Il cappellano ha anche evidenziato il problema della salute mentale all’interno delle carceri minorili. «Parliamo di ragazzi che hanno vissuto esperienze terribili di abbandono e di violenza, è un cocktail esplosivo. La situazione psichica di molti di loro è gravissima e, purtroppo, il carcere è diventato un luogo tossico per tutti, operatori compresi» Una realtà così logorante che ha portato, in alcuni casi, anche al suicidio degli stessi operatori.

L’appello del sacerdote va oltre la semplice denuncia. È stata infatti recentemente lanciata un’iniziativa di raccolta solidale per donare televisori, ma sono anche richiesti vestiti e beni di prima necessità da donare ai giovani detenuti. Don Domenico infatti sottolinea come «tantissimi ragazzi sono minori stranieri non accompagnati, non hanno una famiglia, nessuno che provveda a loro. Il carcere conferma due cose: che se sei povero ti fai la galera peggio degli altri e che, se sei solo, nessuno ti aiuta» Per questo motivo, ogni piccolo gesto di solidarietà può fare la differenza.

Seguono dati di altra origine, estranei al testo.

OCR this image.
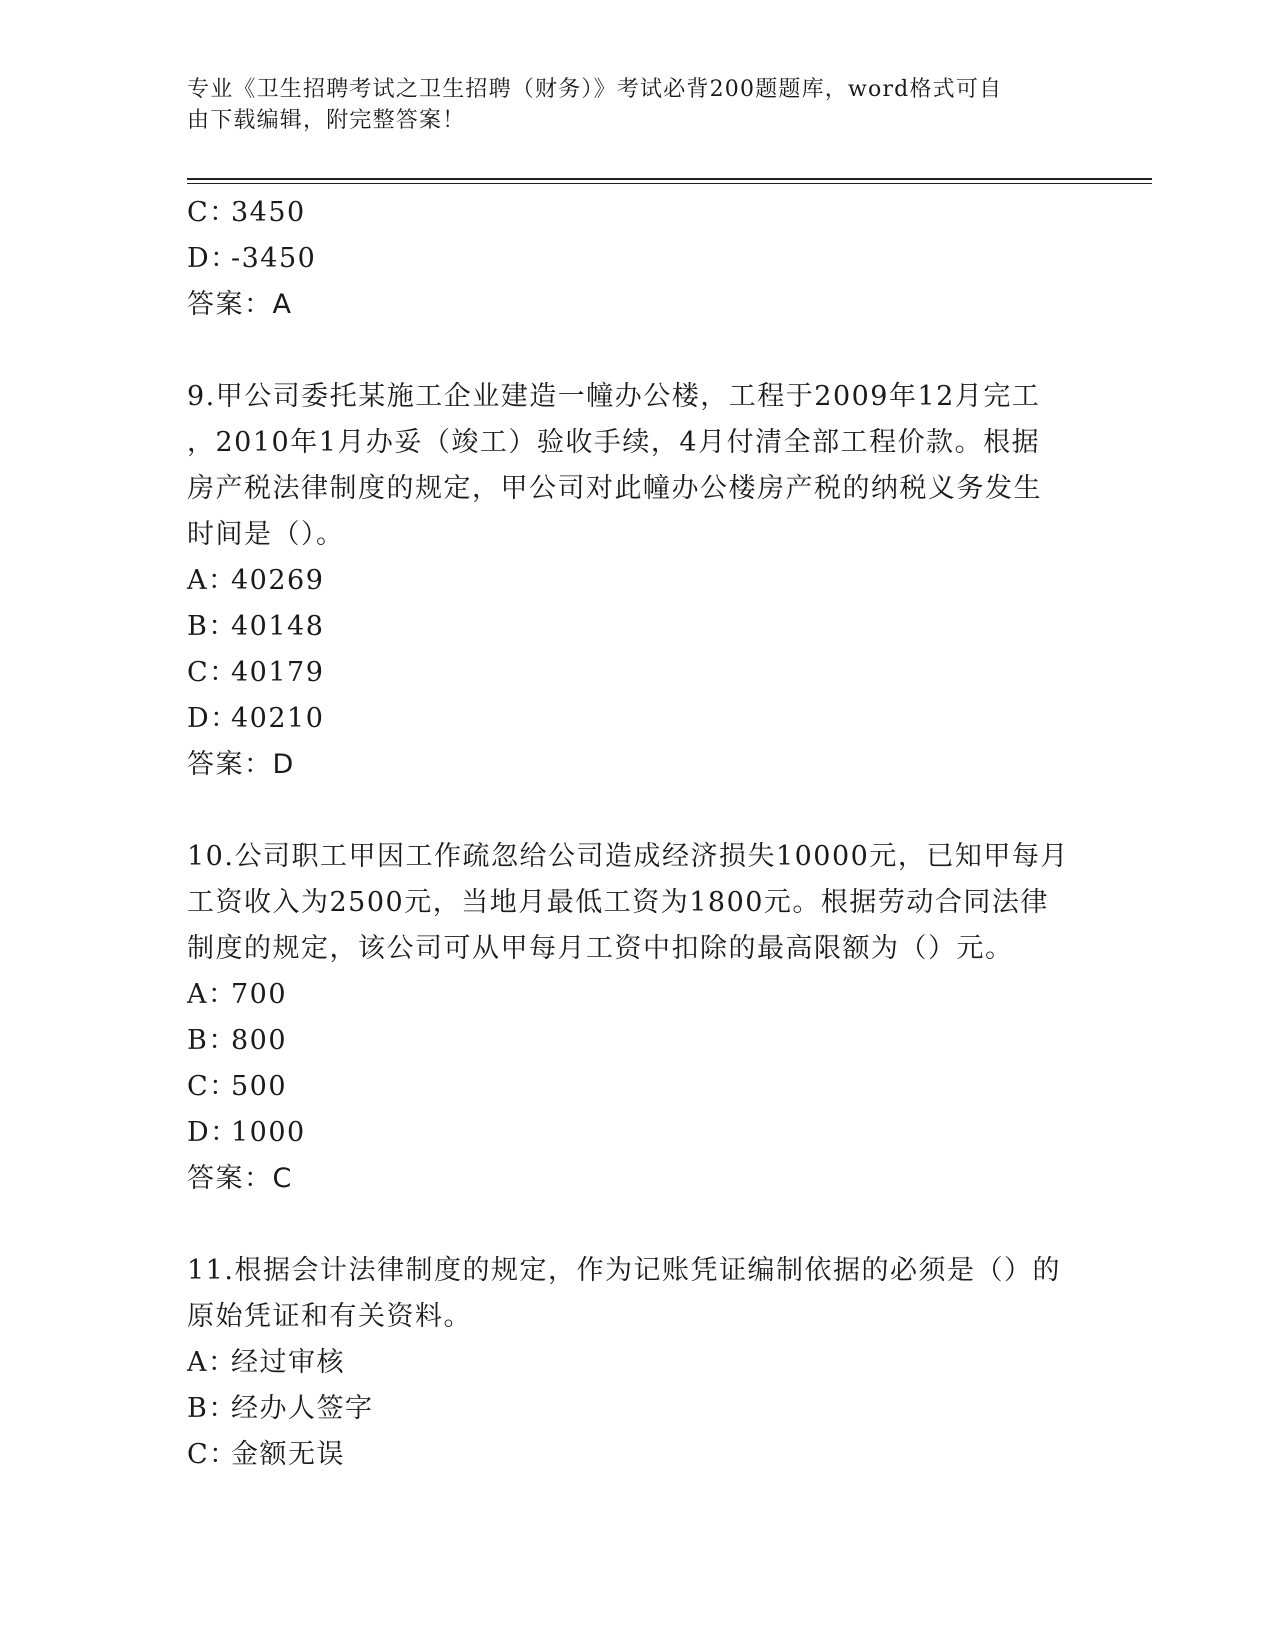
专业《卫生招聘考试之卫生招聘（财务）》考试必背200题题库，word格式可自
由下载编辑，附完整答案！
C：3450
D：-3450
答案：A
9.甲公司委托某施工企业建造一幢办公楼，工程于2009年12月完工
，2010年1月办妥（竣工）验收手续，4月付清全部工程价款。根据
房产税法律制度的规定，甲公司对此幢办公楼房产税的纳税义务发生
时间是（）。
A：40269
B：40148
C：40179
D：40210
答案：D
10.公司职工甲因工作疏忽给公司造成经济损失10000元，已知甲每月
工资收入为2500元，当地月最低工资为1800元。根据劳动合同法律
制度的规定，该公司可从甲每月工资中扣除的最高限额为（）元。
A：700
B：800
C：500
D：1000
答案：C
11.根据会计法律制度的规定，作为记账凭证编制依据的必须是（）的
原始凭证和有关资料。
A：经过审核
B：经办人签字
C：金额无误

Nonostante le enormi difficoltà, esiste però un lato positivo, ci sono infatti esperienze virtuose all’interno delle carceri minorili che riescono a regalare piccoli attimi di svago e serenità sia ai ragazzi che agli operatori che si prendono carico dell’organizzazione e della gestione di queste attività. L’Unione Italiana Sport Per tutti (Uisp) di Bologna, per esempio, fa un lavoro eccezionale organizzando attività sportive che aiutano i ragazzi a rispettare le regole e a contenere le proprie reazioni aggressive. «Lo sport aiuta tantissimo. Attraverso i giochi di squadra, i ragazzi si abituano e ricevono un metodo educativo che li aiuta ad abituarsi a uno stile di vita corretto e in armonia con la società». Inoltre, gli Istituti penitenziari minorili offrono percorsi scolastici e professionali, tra cui corsi di ristorazione e formazione edile tramite l’Iipel, ossia la scuola Edile di Bologna. «Le grandi proposte ci sono e vengono apprezzate dai ragazzi, ma il problema è riuscire a tenerli impegnati con attività di qualità. È però capitato che alcune volte queste attività venissero sospese. Quando succede, i ragazzi rimangono in cella ed è la cosa peggiore. La noia è devastante, specialmente per soggetti della loro età». Per molti di questi giovani detenuti, l’impossibilità di poter accedere a un profilo Instagram e la quasi totale mancanza di connessione a internet pesa più della privazione stessa della libertà. L’isolamento digitale amplifica il senso di esclusione, rendendo la detenzione ancora più alienante e difficile da sopportare.

Per Don Domenico, la soluzione passa attraverso un maggiore investimento sulle comunità educative. «Il carcere deve essere solo una tappa necessaria per chi rappresenta un pericolo, ma poi servono comunità educative dove i ragazzi possano svolgere attività e avere un’alternativa concreta alla vita di strada». In questo senso, si potrebbero adottare pene alternative e ridurre il numero dei detenuti, ma servirebbe una volontà politica e culturale forte. «I diritti dei detenuti non portano voti», afferma amaramente il cappellano.